Shell is the largest buyer of its own shares outside the United States, accounting for almost a quarter of the total on British soil. But it has also sharply reduced its purchases in 2023, as have BP, BAT, Lloyds and a number of other major UK blue-chip companies. “Significant increases from HSBC, Barclays and others almost offset these reductions, resulting in only a slight overall decline for the year,” adds Janus Henderson.

Buybacks on the rise in Europe

It is especially in Europe that share buybacks are on the rise. Across the region, the total amount paid increased by 2.9% to $146 billion in 2023.

Buybacks reached a record level in Italy, driven by Unicredit and Stellantis, in Spain, thanks to Santander, Iberdrola and Telefonica, in Norway (Equinor) and Belgium (AB-Inbev and KBC). But it was in France, Switzerland and the Netherlands that share buybacks were the most significant.

This method of returning to shareholders could be less attractive in France in the future. The government plans to include in the next finance bill (PLF) a measure to tax companies that buy back their own shares, according to Le Figaro.

In Switzerland, on the other hand, the majority of companies have reduced their buybacks, including the giant Nestlé which slashed its shareholder return program by almost half, to amount to $5.8 billion.

“Rising interest rates have played a role in the decline in share buybacks: when debt is cheap, it makes sense for companies to borrow more (provided they do so prudently) and use the proceeds from these borrowings to raise expensive equity capital,” says Ben Lofthouse, head of the Global Equity Income team at Janus Henderson.

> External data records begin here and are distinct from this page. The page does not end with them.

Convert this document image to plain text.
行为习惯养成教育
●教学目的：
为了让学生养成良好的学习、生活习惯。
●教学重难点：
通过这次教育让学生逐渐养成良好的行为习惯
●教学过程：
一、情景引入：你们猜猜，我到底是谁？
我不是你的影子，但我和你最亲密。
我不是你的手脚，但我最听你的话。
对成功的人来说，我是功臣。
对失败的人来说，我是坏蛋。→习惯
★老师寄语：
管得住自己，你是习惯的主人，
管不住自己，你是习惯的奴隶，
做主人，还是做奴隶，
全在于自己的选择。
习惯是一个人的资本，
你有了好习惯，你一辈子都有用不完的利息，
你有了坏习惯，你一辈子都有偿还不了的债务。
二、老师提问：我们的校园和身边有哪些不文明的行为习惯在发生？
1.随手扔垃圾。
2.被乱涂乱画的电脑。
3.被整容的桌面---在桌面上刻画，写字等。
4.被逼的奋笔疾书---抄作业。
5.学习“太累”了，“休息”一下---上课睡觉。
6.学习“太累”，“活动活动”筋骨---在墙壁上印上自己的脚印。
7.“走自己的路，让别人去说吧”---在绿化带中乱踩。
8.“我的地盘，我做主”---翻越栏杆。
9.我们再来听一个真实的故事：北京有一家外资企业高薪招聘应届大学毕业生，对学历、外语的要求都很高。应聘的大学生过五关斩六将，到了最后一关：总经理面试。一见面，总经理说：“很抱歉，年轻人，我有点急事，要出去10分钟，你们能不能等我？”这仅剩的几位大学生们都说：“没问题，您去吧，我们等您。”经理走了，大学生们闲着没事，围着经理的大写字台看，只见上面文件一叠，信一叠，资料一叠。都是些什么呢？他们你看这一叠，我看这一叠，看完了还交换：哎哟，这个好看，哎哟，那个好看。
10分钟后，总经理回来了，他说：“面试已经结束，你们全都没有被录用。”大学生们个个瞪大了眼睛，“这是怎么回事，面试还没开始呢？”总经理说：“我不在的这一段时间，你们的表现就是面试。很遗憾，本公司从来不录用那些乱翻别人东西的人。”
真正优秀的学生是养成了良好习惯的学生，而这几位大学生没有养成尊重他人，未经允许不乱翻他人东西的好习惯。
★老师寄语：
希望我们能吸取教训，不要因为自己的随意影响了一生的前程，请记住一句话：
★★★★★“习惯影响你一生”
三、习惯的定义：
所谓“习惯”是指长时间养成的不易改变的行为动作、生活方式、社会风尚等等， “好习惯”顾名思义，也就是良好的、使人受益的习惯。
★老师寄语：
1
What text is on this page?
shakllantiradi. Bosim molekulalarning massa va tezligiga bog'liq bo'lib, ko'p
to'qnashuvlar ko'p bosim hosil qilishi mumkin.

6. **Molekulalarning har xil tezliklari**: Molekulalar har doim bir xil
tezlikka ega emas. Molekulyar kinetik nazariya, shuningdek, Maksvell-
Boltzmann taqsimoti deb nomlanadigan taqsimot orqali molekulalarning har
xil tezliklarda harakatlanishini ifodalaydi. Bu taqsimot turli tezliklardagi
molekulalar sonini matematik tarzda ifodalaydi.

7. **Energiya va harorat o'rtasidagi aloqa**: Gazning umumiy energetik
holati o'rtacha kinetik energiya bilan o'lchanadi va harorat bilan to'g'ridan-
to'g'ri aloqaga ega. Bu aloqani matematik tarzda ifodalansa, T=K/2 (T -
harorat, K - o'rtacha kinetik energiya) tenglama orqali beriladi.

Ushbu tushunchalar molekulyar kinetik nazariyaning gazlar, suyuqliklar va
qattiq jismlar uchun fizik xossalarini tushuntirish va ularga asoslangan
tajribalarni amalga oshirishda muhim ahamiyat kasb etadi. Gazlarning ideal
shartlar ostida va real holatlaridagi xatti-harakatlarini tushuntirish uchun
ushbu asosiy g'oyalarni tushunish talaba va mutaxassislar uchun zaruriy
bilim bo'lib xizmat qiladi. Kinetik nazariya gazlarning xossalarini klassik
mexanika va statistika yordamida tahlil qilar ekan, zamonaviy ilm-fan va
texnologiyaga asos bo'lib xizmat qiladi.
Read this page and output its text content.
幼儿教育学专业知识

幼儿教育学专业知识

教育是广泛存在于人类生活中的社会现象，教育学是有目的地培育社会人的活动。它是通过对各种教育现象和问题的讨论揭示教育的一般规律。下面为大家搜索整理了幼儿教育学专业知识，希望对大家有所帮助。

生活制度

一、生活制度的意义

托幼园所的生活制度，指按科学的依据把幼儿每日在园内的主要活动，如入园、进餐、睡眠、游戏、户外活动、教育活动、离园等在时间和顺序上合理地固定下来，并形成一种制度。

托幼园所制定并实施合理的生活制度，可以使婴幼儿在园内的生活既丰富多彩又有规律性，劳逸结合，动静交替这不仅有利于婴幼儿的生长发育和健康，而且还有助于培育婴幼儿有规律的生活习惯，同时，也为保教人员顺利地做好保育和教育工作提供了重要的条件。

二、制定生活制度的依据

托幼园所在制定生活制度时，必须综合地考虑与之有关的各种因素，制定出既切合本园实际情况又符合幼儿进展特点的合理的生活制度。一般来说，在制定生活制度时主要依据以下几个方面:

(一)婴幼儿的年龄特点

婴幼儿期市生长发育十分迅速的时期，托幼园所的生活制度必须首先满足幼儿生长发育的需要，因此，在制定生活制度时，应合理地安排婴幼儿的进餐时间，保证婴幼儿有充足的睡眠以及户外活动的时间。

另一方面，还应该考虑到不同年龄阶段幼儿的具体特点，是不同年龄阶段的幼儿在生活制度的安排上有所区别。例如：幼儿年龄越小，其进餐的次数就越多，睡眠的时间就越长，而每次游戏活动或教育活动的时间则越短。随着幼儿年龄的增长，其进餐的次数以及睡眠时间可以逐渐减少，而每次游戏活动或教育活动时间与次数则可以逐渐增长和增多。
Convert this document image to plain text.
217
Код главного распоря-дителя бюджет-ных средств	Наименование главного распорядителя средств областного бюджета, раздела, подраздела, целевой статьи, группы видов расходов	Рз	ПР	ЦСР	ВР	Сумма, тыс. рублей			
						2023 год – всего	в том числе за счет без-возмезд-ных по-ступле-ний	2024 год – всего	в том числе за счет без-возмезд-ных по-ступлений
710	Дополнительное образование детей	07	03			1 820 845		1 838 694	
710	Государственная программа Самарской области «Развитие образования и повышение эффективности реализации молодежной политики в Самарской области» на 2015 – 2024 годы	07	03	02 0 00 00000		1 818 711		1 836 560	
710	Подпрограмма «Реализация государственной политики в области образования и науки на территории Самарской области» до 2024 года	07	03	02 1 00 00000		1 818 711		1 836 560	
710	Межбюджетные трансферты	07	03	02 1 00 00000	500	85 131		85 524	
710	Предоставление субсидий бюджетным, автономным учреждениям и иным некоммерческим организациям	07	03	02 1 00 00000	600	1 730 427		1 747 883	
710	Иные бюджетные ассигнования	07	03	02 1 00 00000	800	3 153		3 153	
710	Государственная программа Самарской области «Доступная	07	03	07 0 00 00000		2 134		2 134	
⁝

“At this point in the cycle, some companies are paying down debt using cash that could have been devoted to share buybacks, but very few are cutting dividends, as our upcoming Global Dividend Index will show,” he continues.

Should we expect buybacks to stall again in 2024? “It’s tempting to extrapolate a further downward trend in repurchases. But one year of declines from multi-year highs is not evidence of this trend. It’s a matter of companies finding the right balance between capital expenditure, their financing requirements and shareholder returns via dividends, buybacks or both,” concludes Ben Lofthouse.